「あるじさーん!!!!!」
いつもは「廊下走ったら危ないよ」って注意する側の堀川君が廊下をバタバタと走ってきた。
「あれ、堀川君じゃない。どうしたの?」
「これから洗濯しようと思ったんですけど、兄弟が被ってる布を離してくれなくて…。それで主さんに助けを求めに来ました」
「なるほど、まんばちゃんどこにいるの?」
「僕達の部屋です」
「わかったよ。

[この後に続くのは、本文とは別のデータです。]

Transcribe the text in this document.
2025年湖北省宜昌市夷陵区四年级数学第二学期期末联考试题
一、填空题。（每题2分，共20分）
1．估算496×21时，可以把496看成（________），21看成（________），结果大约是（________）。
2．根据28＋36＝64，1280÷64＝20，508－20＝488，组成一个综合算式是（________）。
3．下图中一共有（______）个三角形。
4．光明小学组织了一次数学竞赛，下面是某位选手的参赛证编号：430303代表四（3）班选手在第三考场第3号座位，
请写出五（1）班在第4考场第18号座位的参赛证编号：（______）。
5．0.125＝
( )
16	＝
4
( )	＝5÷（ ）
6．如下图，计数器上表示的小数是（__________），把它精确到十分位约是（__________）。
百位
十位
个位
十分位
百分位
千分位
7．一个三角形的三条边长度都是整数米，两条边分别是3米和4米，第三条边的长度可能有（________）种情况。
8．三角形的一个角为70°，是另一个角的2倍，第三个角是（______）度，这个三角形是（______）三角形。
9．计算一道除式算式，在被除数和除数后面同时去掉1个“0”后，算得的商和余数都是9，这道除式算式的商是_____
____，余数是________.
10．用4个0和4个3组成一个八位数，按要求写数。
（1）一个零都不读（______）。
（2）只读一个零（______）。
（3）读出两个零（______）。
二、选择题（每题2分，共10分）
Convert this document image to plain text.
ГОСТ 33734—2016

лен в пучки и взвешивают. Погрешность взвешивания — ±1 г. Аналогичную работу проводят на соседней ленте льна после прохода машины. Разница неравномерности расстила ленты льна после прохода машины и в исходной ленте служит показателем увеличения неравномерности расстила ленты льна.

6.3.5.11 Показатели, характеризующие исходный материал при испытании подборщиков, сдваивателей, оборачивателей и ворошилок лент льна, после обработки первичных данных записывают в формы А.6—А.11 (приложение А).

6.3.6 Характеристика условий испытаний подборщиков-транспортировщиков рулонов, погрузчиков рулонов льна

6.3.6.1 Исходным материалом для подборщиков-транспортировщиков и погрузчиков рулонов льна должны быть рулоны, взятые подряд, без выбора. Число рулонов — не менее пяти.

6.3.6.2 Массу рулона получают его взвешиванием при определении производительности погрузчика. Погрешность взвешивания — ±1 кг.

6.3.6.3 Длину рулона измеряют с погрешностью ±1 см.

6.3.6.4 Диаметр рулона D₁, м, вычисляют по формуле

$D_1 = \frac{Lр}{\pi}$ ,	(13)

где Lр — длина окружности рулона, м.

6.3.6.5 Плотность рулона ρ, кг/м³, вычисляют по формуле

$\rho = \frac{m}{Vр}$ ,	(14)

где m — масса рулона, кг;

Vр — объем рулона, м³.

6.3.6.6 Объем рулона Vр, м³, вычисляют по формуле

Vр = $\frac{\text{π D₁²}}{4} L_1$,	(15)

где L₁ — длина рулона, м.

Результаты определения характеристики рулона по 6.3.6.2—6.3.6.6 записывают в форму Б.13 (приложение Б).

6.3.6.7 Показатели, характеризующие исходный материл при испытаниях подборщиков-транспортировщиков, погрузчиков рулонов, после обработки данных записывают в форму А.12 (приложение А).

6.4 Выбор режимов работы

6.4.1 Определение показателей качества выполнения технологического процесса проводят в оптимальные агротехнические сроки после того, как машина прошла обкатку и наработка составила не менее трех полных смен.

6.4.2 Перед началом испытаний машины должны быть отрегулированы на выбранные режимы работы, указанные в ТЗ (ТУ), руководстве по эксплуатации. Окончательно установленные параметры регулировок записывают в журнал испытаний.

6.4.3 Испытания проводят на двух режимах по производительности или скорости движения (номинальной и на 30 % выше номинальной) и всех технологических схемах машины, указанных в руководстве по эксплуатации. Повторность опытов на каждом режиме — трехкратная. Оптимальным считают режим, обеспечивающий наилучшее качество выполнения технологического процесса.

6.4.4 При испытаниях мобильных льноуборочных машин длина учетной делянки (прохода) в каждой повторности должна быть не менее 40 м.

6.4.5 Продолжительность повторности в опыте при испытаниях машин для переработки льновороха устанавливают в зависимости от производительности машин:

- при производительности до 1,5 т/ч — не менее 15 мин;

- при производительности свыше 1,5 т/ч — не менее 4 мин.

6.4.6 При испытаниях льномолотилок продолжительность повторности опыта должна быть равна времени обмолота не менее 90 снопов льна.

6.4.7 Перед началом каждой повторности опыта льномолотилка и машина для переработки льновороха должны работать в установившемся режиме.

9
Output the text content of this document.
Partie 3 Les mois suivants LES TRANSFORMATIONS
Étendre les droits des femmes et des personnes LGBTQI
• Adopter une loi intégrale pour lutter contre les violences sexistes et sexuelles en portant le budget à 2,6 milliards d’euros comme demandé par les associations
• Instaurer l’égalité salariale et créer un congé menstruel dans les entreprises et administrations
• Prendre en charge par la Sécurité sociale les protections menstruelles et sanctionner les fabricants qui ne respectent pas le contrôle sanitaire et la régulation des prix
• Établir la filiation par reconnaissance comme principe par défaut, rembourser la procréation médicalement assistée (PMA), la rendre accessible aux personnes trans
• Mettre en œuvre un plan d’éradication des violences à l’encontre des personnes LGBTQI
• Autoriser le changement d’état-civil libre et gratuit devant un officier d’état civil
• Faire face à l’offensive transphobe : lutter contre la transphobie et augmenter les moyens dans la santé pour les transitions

剥がせたら洗濯部屋に持っていくから洗い始めてていいよ」
「ありがとうございます!!!」
堀川君は先に他のものを洗濯しに、私は堀川派のお部屋に行くことにした。
*
「…まんばちゃん」
「嫌だ」
そんなに嫌そうな目をしないでよまんばちゃん。
「まだ何も言ってないよ」
「この布脱げって言うんだろ!!写しには汚い布がお似合いだから俺は脱がないからな!!!」
「脱いで、洗濯しないと布臭くなるし、そしたら山伏さんも堀川君も嫌な思いしなきゃいけないんだよ」
「…うっ」
兄弟が嫌な思いする、って言った瞬間、まんばちゃんは苦虫を噛み潰したみたいな表情を見せた。
私はその隙に、
「…取った!!!」
まんばちゃんの布をひっペがした。
さらさらとした金色の髪に、海みたいに綺麗な青い眼が姿を見せた。
「やめろ!!」
「これは洗うからね」
「い、嫌だ……俺の布…」
犬かな?ってぐらいかわいい目を向けてくる。
これはずるい、甘やかしたくなる。
「…ちょっと小さいかもだけど、洗い終わるまでこれで我慢して!!」
私のパーカーを投げつけた。
サイズは男用のMだしまんばちゃんならいけるでしょ。
「…わかった」
私のパーカーを身に付けたまんばちゃんは、すぐにフードで顔を隠してしまったが、部屋には桜吹雪が舞っている。